To run this recipe, it’s as easy as running a single command arctic_training run-causal.yml. It also allows configuring different parameters using a single file.

Why this pattern works?

What I like most about ArcticTraining’s design is that it:

  • Encourages composition over inheritance
  • Keeps control flow explicit
  • Makes configuration executable
  • Scales well as the system grows

Wrap up

This codebase is a great reminder that good architecture doesn’t require exotic patterns or heavy frameworks. A small set of ideas — registries, factories, callbacks, and configuration — applied consistently can go a long way.

Here are a few practical heuristics for spotting when these patterns might be useful.

Factory smell: conditionals on configuration

If you see code like this:

if config.type == "causal":
    data = CausalDataFactory(...)
elif config.type == "sft":
    data = SFTDataFactory(...)
elif config.type == "rlhf":
    ...

this is a factory smell. You’re selecting behavior based on runtime configuration. A factory pattern helps turn names into objects and removes conditional logic from your application code.

Registry smell: manual bookkeeping

If you start maintaining a dictionary like this:

FACTORIES = {
    "causal": CausalDataFactory,
    "sft": SFTDataFactory,
}

this is where a registry becomes useful. A registry allows implementations to register themselves automatically, avoiding centralized bookkeeping and making it easier to extend the system without modifying existing code.

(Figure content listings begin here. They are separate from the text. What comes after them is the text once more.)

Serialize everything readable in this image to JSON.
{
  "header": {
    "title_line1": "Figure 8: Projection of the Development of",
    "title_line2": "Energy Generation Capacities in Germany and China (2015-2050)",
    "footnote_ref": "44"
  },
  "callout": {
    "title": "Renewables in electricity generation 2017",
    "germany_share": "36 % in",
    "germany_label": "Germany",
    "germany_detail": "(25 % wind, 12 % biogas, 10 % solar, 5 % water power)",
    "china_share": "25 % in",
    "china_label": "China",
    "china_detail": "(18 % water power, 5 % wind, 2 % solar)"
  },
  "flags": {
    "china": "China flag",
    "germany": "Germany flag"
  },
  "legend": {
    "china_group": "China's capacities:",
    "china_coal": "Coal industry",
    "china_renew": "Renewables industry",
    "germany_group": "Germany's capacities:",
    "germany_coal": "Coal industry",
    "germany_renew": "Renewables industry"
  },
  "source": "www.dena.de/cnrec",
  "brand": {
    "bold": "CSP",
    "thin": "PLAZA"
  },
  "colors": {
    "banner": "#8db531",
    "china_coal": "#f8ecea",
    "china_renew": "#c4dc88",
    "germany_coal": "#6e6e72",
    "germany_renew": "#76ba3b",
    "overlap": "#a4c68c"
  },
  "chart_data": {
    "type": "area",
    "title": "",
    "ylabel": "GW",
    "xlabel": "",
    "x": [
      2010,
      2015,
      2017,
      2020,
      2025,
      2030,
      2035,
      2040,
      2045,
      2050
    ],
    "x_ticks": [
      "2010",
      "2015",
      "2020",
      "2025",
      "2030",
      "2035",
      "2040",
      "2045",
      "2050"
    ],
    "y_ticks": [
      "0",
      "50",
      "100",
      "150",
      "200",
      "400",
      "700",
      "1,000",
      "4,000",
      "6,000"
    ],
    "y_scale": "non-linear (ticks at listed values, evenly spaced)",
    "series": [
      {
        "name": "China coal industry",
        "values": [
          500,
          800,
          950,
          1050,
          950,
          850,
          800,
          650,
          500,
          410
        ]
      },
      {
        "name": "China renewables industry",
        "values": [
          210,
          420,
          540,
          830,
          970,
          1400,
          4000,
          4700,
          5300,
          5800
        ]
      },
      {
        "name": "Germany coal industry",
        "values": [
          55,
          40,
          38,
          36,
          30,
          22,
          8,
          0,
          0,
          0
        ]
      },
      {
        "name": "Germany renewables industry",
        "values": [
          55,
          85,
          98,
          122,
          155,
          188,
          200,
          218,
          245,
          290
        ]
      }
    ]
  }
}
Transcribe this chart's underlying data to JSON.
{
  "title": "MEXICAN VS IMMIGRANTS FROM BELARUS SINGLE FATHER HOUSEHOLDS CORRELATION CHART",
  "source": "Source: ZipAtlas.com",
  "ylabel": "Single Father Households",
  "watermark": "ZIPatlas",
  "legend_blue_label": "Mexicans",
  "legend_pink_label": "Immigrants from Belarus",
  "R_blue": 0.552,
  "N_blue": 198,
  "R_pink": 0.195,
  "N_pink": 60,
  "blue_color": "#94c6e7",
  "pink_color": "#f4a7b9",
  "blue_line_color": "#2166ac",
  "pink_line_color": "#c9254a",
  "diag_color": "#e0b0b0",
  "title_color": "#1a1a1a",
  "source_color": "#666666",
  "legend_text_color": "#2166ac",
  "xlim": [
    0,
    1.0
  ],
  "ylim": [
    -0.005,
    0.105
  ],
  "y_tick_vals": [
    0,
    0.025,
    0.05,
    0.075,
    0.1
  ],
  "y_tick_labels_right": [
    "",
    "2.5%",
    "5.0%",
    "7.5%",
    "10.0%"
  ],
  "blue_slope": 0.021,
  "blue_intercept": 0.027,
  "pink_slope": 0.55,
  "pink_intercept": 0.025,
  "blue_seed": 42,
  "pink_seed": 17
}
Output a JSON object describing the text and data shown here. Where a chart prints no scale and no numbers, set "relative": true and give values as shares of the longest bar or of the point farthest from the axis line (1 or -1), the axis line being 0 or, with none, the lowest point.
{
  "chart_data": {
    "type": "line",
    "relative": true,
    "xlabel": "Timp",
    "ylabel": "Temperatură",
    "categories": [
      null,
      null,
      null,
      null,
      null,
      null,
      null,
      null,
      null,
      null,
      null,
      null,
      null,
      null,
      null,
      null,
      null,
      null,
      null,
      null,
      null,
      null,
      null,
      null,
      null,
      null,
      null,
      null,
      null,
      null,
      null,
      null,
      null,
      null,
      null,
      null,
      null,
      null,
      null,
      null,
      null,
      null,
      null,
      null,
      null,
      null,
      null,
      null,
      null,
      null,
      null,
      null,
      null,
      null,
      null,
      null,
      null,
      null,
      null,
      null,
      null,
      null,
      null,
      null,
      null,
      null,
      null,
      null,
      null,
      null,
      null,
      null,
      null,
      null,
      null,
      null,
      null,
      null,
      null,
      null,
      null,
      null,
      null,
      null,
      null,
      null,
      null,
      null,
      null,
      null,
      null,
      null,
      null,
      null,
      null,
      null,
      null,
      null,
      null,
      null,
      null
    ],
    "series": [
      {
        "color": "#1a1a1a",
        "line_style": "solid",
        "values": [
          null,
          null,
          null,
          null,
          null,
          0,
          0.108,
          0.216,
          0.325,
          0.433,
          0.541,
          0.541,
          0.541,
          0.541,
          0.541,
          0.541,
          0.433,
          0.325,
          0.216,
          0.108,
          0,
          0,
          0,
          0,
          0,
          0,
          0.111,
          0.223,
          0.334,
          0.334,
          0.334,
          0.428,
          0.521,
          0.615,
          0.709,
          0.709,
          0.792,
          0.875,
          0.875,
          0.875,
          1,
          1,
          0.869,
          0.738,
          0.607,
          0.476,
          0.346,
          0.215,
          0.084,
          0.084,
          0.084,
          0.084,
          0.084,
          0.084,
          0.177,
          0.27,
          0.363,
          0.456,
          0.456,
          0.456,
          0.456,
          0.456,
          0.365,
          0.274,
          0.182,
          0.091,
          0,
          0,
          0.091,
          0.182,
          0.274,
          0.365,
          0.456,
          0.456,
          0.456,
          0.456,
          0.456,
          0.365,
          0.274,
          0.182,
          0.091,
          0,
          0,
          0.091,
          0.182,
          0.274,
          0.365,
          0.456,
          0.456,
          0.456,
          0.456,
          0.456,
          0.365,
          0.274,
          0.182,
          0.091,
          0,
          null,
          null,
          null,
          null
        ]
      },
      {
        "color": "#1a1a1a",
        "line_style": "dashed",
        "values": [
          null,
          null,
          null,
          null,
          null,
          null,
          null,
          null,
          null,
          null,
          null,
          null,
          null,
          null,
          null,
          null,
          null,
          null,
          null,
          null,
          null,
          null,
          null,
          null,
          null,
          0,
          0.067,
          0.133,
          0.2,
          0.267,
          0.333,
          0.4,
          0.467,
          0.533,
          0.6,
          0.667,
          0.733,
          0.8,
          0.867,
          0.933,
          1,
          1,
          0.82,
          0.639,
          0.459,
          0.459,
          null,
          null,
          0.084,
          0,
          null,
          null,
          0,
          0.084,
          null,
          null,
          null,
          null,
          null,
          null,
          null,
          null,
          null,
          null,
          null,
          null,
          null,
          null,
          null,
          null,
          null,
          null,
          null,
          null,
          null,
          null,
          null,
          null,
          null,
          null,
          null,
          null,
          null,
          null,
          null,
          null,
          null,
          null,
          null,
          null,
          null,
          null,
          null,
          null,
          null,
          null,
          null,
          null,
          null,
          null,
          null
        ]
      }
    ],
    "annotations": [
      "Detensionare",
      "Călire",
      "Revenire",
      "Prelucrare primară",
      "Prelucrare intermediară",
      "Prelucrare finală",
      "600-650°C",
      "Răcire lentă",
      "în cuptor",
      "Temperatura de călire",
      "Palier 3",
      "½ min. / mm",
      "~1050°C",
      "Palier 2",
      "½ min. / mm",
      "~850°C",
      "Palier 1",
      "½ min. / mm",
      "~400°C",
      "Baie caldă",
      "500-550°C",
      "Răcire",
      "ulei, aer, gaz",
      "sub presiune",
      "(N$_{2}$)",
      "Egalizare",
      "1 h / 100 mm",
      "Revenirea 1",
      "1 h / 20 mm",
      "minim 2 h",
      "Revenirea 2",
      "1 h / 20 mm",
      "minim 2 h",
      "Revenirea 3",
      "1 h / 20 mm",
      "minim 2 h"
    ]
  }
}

Callback smell: subclassing to tweak behavior

If you find yourself writing subclasses like:

class MyDataFactory(BaseDataFactory):
    def load(self):
        data = super().load()
        data = slice(data)
        data = pack(data)
        return data

and another subclass like:

class MyOtherDataFactory(BaseDataFactory):
    def load(self):
        data = super().load()
        data = filter(data)
        return data

this is a signal that inheritance is being used to compose behavior. Callbacks solve this by allowing extensions to hook into well-defined lifecycle points without overriding methods. Instead of choosing one subclass, multiple behaviors can be composed declaratively and applied in a predictable order.